One of the most important features of personal injury claims in Queensland is that opposing parties must disclose relevant documents to each other, even if a document is harmful to that party’s case. This is colloquially known as the “cards on the table” approach. It is designed to facilitate the early resolution of claims by highlighting the important issues early, and to avoid a situation where parties are surprised by new evidence that is only revealed at trial.
Disclosing documentation
The obligation to disclose relevant documents in workers’ compensation claims is contained in section 279 of the Workers’ Compensation & Rehabilitation Act 2003 (WCRA). Section 279 is titled “Parties to cooperate” and requires parties to give each other copies of “relevant documents” about the worker’s injury, the circumstances of the event resulting in injury, and the worker’s prospects of rehabilitation. In practice, documents about the circumstances of the event will often include things such as incident reports, investigation reports and witness statements. Documents about the worker’s injury may include hospital and ambulance records, GP records, allied health records, treating specialist records and medico-legal reports.

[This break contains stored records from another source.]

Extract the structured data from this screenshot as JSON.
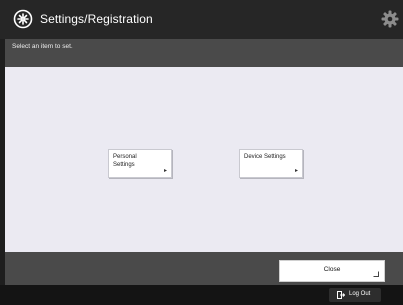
{
  "header": {
    "title": "Settings/Registration",
    "title_icon": "settings-registration-icon",
    "right_icon": "settings-icon"
  },
  "subheader": {
    "instruction": "Select an item to set."
  },
  "menu": {
    "personal_settings": "Personal\nSettings",
    "device_settings": "Device Settings"
  },
  "footer": {
    "close_label": "Close"
  },
  "bottom_bar": {
    "logout_label": "Log Out"
  },
  "colors": {
    "title_bar": "#262626",
    "subheader": "#4a4a4a",
    "content_bg": "#ebeaf2",
    "bottom_bar": "#141414"
  }
}
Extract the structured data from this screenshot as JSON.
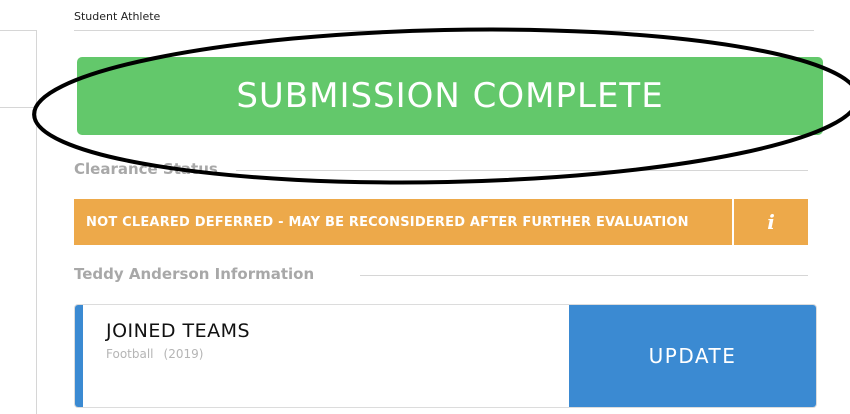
{
  "header": {
    "label": "Student Athlete"
  },
  "banner": {
    "text": "SUBMISSION COMPLETE"
  },
  "clearance": {
    "heading": "Clearance Status",
    "status_text": "NOT CLEARED DEFERRED - MAY BE RECONSIDERED AFTER FURTHER EVALUATION",
    "info_glyph": "i"
  },
  "athlete_info": {
    "heading": "Teddy Anderson Information"
  },
  "teams_card": {
    "title": "JOINED TEAMS",
    "sport": "Football",
    "year": "(2019)",
    "update_label": "UPDATE"
  },
  "colors": {
    "success_green": "#63c86b",
    "warning_orange": "#eda94a",
    "primary_blue": "#3b8ad2"
  }
}
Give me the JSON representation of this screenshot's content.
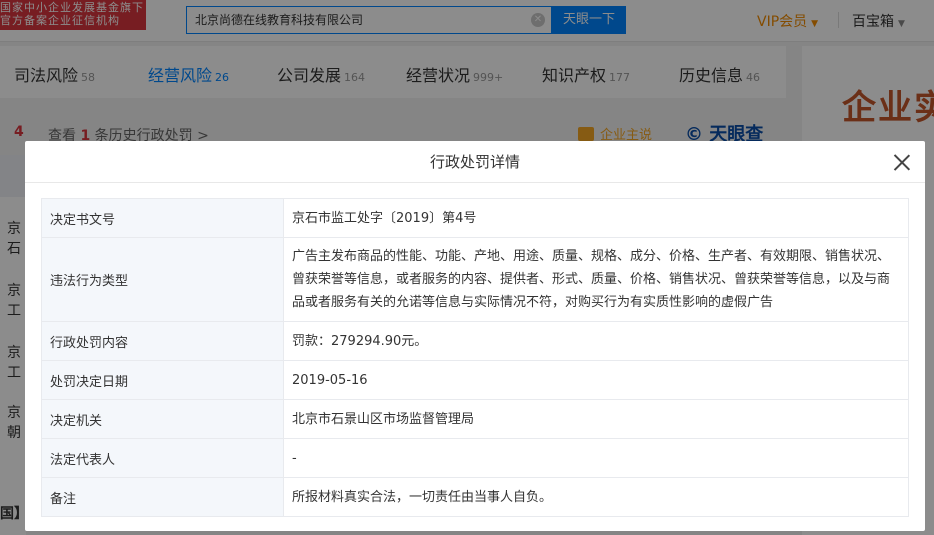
{
  "header": {
    "brand_line1": "国家中小企业发展基金旗下",
    "brand_line2": "官方备案企业征信机构",
    "search_value": "北京尚德在线教育科技有限公司",
    "search_button": "天眼一下",
    "vip_label": "VIP会员",
    "toolbox_label": "百宝箱"
  },
  "nav": {
    "tabs": [
      {
        "label": "司法风险",
        "count": "58"
      },
      {
        "label": "经营风险",
        "count": "26"
      },
      {
        "label": "公司发展",
        "count": "164"
      },
      {
        "label": "经营状况",
        "count": "999+"
      },
      {
        "label": "知识产权",
        "count": "177"
      },
      {
        "label": "历史信息",
        "count": "46"
      }
    ]
  },
  "subrow": {
    "count": "4",
    "history_prefix": "查看",
    "history_num": "1",
    "history_suffix": "条历史行政处罚 >",
    "biz_say": "企业主说",
    "logo_text": "天眼查"
  },
  "background_rows": [
    "京石",
    "京工",
    "京工",
    "京朝"
  ],
  "background_bottom": "国】",
  "right_ad": {
    "title": "企业实"
  },
  "modal": {
    "title": "行政处罚详情",
    "rows": [
      {
        "key": "决定书文号",
        "value": "京石市监工处字〔2019〕第4号"
      },
      {
        "key": "违法行为类型",
        "value": "广告主发布商品的性能、功能、产地、用途、质量、规格、成分、价格、生产者、有效期限、销售状况、曾获荣誉等信息，或者服务的内容、提供者、形式、质量、价格、销售状况、曾获荣誉等信息，以及与商品或者服务有关的允诺等信息与实际情况不符，对购买行为有实质性影响的虚假广告"
      },
      {
        "key": "行政处罚内容",
        "value": "罚款：279294.90元。"
      },
      {
        "key": "处罚决定日期",
        "value": "2019-05-16"
      },
      {
        "key": "决定机关",
        "value": "北京市石景山区市场监督管理局"
      },
      {
        "key": "法定代表人",
        "value": "-"
      },
      {
        "key": "备注",
        "value": "所报材料真实合法，一切责任由当事人自负。"
      }
    ]
  }
}
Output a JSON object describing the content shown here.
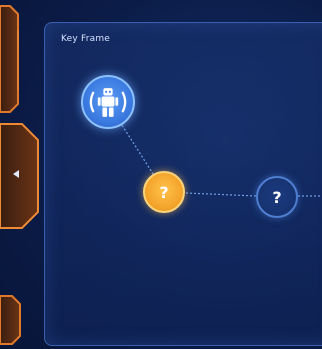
{
  "panel": {
    "title": "Key Frame"
  },
  "graph": {
    "nodes": [
      {
        "id": "robot",
        "icon": "robot-icon",
        "state": "selected"
      },
      {
        "id": "unknown-1",
        "symbol": "?",
        "state": "active"
      },
      {
        "id": "unknown-2",
        "symbol": "?",
        "state": "locked"
      }
    ]
  },
  "rail": {
    "toggle_icon": "chevron-left-icon"
  },
  "colors": {
    "background": "#0b1c48",
    "panel_border": "#3a5fae",
    "rail_accent": "#e07a2a",
    "active_node": "#f3a32a",
    "robot_node": "#3b7ae0",
    "connector": "#7fb3ff"
  }
}
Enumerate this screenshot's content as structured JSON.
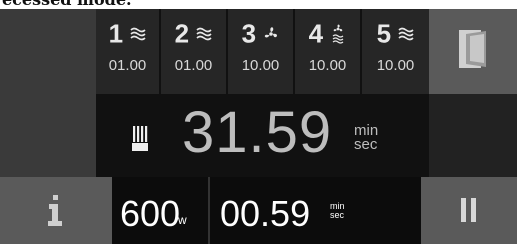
{
  "header_crop_text": "ecessed mode.",
  "steps": [
    {
      "number": "1",
      "icon": "microwave-waves-icon",
      "time": "01.00"
    },
    {
      "number": "2",
      "icon": "microwave-waves-icon",
      "time": "01.00"
    },
    {
      "number": "3",
      "icon": "fan-icon",
      "time": "10.00"
    },
    {
      "number": "4",
      "icon": "fan-waves-icon",
      "time": "10.00"
    },
    {
      "number": "5",
      "icon": "microwave-waves-icon",
      "time": "10.00"
    }
  ],
  "main_timer": {
    "value": "31.59",
    "unit_top": "min",
    "unit_bottom": "sec",
    "icon": "cooking-heat-icon"
  },
  "power": {
    "value": "600",
    "unit": "w"
  },
  "remaining": {
    "value": "00.59",
    "unit_top": "min",
    "unit_bottom": "sec"
  },
  "buttons": {
    "info_icon": "info-icon",
    "pause_icon": "pause-icon",
    "door_icon": "door-open-icon"
  }
}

The documents that must be disclosed are relevant documents that are in the possession of a party. Documents can also be “reasonably required” by WorkCover from the worker’s employer. Under section 280 of the WCRA an employer must cooperate fully with WorkCover and give it all information and access to documents in relation to the claim that WorkCover reasonably requires. There can be financial penalties if an employer fails to cooperate.

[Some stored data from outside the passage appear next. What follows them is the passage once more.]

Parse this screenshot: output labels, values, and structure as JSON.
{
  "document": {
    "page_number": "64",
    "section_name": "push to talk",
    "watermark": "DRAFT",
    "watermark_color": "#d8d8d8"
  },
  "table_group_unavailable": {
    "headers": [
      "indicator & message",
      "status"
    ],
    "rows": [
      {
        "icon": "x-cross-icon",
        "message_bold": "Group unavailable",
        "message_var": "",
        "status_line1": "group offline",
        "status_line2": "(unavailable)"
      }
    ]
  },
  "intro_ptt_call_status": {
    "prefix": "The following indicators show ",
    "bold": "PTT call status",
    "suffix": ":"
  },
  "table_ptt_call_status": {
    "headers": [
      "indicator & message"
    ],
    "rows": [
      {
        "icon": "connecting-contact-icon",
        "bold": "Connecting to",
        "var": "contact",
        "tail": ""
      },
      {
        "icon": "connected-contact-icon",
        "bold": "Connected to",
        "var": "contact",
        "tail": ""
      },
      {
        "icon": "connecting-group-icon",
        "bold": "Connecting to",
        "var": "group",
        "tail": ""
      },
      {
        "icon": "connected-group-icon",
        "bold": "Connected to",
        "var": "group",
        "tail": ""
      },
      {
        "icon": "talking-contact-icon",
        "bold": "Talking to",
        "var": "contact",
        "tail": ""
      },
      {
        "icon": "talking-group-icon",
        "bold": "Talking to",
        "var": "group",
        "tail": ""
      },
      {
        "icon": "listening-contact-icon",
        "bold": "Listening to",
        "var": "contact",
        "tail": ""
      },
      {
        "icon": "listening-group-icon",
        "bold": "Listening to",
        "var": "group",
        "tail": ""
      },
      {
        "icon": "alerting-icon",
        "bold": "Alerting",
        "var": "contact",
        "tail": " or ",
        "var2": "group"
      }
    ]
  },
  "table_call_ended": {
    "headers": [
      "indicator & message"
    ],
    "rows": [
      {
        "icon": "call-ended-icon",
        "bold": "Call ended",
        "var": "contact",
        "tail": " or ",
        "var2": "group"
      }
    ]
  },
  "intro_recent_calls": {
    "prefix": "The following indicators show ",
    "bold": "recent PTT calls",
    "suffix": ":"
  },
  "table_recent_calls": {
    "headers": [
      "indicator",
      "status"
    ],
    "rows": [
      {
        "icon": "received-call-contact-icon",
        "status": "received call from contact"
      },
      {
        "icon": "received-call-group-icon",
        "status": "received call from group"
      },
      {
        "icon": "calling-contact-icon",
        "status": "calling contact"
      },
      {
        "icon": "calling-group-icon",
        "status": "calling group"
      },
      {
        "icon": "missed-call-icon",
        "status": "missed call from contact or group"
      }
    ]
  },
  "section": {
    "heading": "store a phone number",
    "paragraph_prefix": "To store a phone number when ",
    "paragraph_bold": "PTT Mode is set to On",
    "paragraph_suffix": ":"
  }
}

Disclosing additional information
Section 279 is not restricted to documents. It also requires parties to give “information reasonably requested” by another party about the circumstances of the event resulting in injury, the nature of the injury, impairment or financial loss resulting from the injury, medical treatment and rehabilitation received from the worker’s employer or insurer, and any applications for compensation made by a worker for any injury resulting from the said event. The range of issues on which information can be requested is very broad. Whether a request is “reasonable” depends on the facts and circumstances of the case, however the relevance of the request and the resources needed to meet the request could be important factors to consider.
An “information request” usually takes the form of a list of questions given to another party who must provide answers to the questions. The answers might be provided in correspondence or in a Statutory Declaration, however there is no provision under section 279 to force a party to provide the answers in the form of a Statutory Declaration. Documents must be provided to the other party within 21 business days of receipt, and information must be provided within 21 business days of the request.
WorkCover’s lawyers will determine what information must be disclosed and will liaise with the employer about requests for information given by another party. It is important that the employer gives their full cooperation and that all relevant documents and information are located and provided promptly. This will help all parties to assess the strengths and weaknesses of their cases and maximise the chances of reaching a mutually acceptable conclusion of the claim before significant costs are incurred in preparation for a trial.